KYIV (Reuters) -Ukraine’s military said on Thursday it had regained control of over 100 square km (38 square miles) of territory in a counteroffensive against Russian forces.

Although tougher battles lie ahead, and the land recaptured in just over a week is a fraction of the territory Russia holds in Ukraine, the advances are Kyiv’s biggest in several months.

“We are ready to continue fighting to liberate our territory even with our bare hands,” Brigadier-General Oleksii Hromov told a media briefing.

He confirmed Russian troops that invaded in February 2022 had been forced out of seven settlements in the eastern region of Donetsk and in the southern region of Zaporizhzhia.
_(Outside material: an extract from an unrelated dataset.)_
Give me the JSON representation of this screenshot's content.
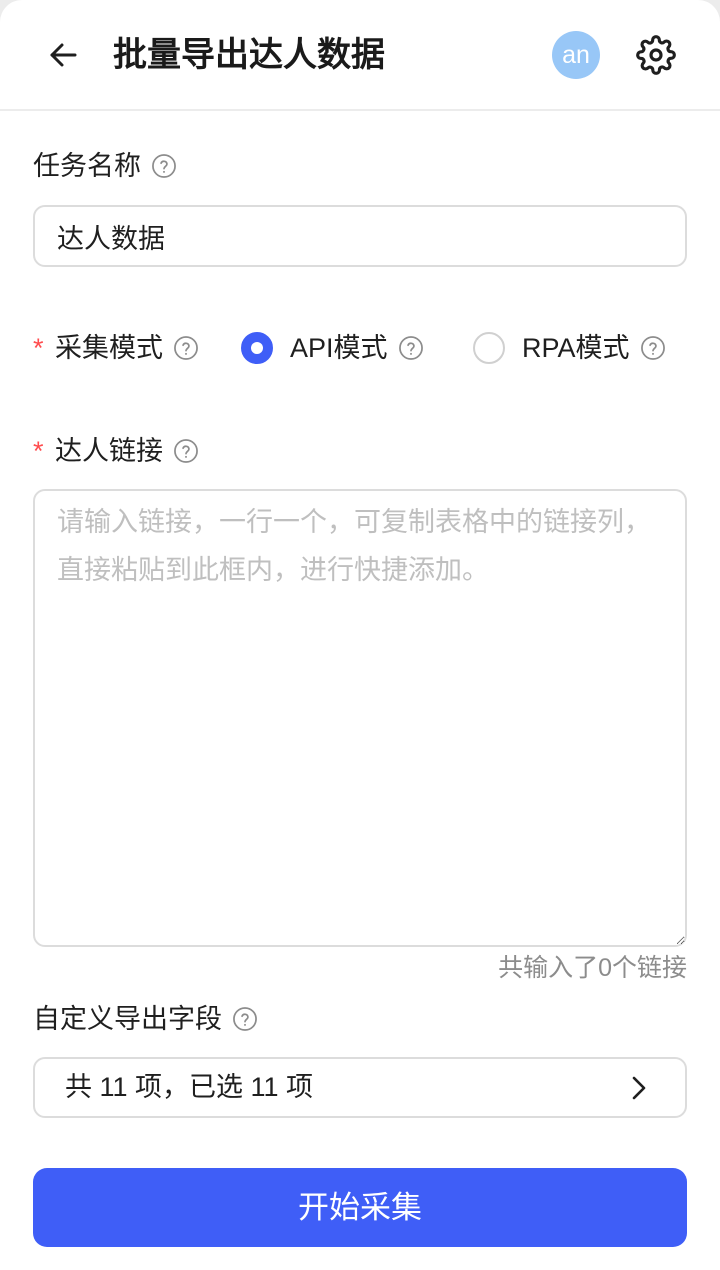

The army has advanced by up to 3 km (1.8 miles) near the village of Mala Tokmachka in the Zaporizhzhia sector and by up to 7 km near a village south of Velyka Novosilka in the Donetsk sector, he said.

The military said its forces had also advanced in the Donetsk region around the Russian-held city of Bakhmut and near the city of Vuhledar, but made clear fighting was intense.

“Our units and troops are moving forwards in the face of fierce fighting, (and) aviation and artillery superiority of the enemy,” Valeryi Shershen, a spokesperson for the Tavria military sector of southern Ukraine, told Ukrainian television.

Reuters could not verify the battlefield situation. Russia has not officially acknowledged the Ukrainian advances, and says Ukrainian troops have suffered heavy casualties, but Reuters has confirmed the liberation of at least two villages.

Russia launched heavy air strikes as the counteroffensive was being prepared, and has carried out more air attacks since it began.

“The only thing that changes is the priority of the targets, the time of the strike and the intensity, accordingly,” air force spokesperson Yuriy Ihnat told a separate briefing.

He said air strikes on the capital Kyiv in May were intended partly to cause panic and portray Russian weapons as superior to those provided by Ukraine’s NATO allies.